When emotions dictate your politics, one of two things will happen. One, people will ignore your opinions because your claims aren’t supported by facts and no one cares about your feelings. Two, those emotions become part of a larger movement in which everyone speaks the same language and perceives the same opinions as facts. The latter has frightening ramifications because of how politicians can exploit those emotions.
It was impossible not to have a visceral reaction while watching the Twin Towers fall in 2001. Americans were willing to do anything to prevent a similar tragedy in the future. Unfortunately, politicians who wanted to bypass the Constitution and civil liberties took advantage of these emotions.
Americans allowed their government to take any action necessary to “combat terrorists” through the Patriot Act. The U.S. government used this blank check to create the most invasive surveillance state in the history of democratic nations – an opinion shared by even a lead author of the Patriot Act himself. Additionally, the Bush administration rode the emotional post-9/11 wave all the way to its illegal invasion of Iraq. Not even prominent media outlets were immune to the consequences of emotion-driven politics, not hesitating to abandon their roles as watchdogs and fact-checkers.
Today, only the hawkish neoconservatives in Washington will argue against the fact that the Iraq War was the product of a massive misinformation campaign built on the public’s emotional blindness to the realities on the ground.
The New York Times has a fantastic new podcast series, “Caliphate,” which tells the story of a Canadian man who became a fighter for the Islamic State. He talks about the combination of relentless U.S. bombings in the Middle East and Islamic State recruiters’ violent interpretation of Islam. This journey’s chronicle reinforces what should be common knowledge by now: The Islamic State uses intense emotional rhetoric to appeal to disaffected young men who are taught by recruiters to feel that “The West” assaults their religion and heritage.
Take another example: When a young Syrian kid sees his hard-working family killed by a missile with the U.S. flag emblazoned on its side, his next actions probably won’t involve a comprehensive analysis of the illegal U.S. war on terror. It’s far more likely that their deaths will drive him to get revenge on the U.S. That’s where the Islamic State’s emotional manipulation comes into play. Though these are very extreme examples, they represent the disastrous results that arise when politics are driven by emotion rather than fact.

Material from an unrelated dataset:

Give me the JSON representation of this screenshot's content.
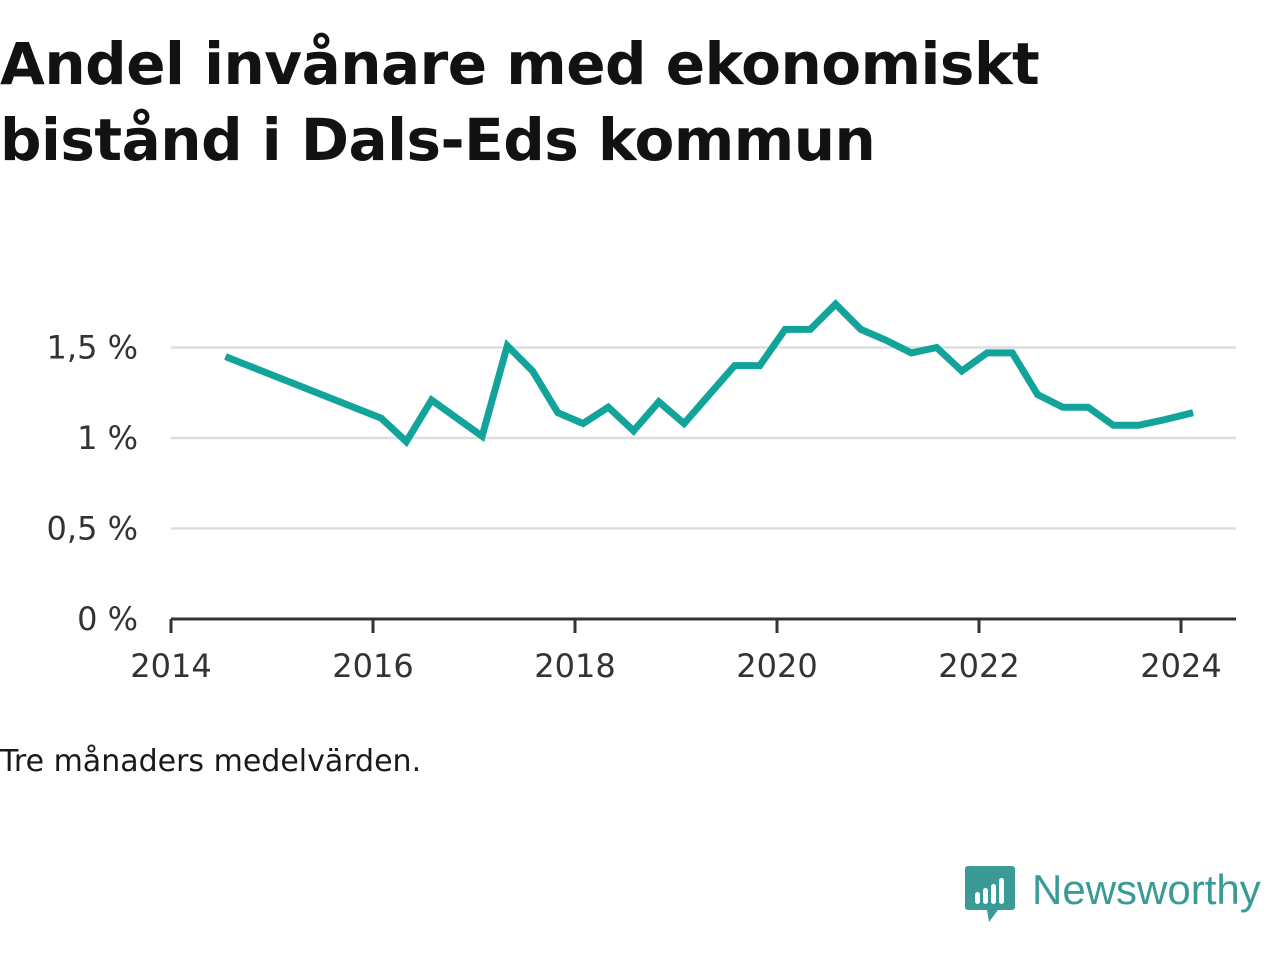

I don’t care if you “feel” that Medicare for all will be too expensive. The reality is that it will save taxpayer dollars. It doesn’t matter if you “feel” that undocumented immigrants are leeches who waste government resources. They present a net positive to the economy. It’s irrelevant if you “feel” that climate change isn’t caused by humans. The science proves that it is. Those political opinions are not driven by facts, but by emotions that stifle healthcare reform, immigration policy and measures to stop the human-caused damage to the planet.
I am not suggesting that politics and emotions should be completely separate. Emotions do have a place in politics. The problem comes when an honest analysis of the facts is secondary.
I admit that I have been guilty of this. After the Sandy Hook shooting, I counted myself among those calling for the banning of guns. But after I reviewed the facts surrounding the gun control debate, including the constitutionality and practicality of my position, I changed my views accordingly.
Your place on the political spectrum is irrelevant, as is your level of political efficacy. Consciously forcing emotions to take a backseat will not only give your own views more credibility, but it will also help avoid large-scale political disasters in the future.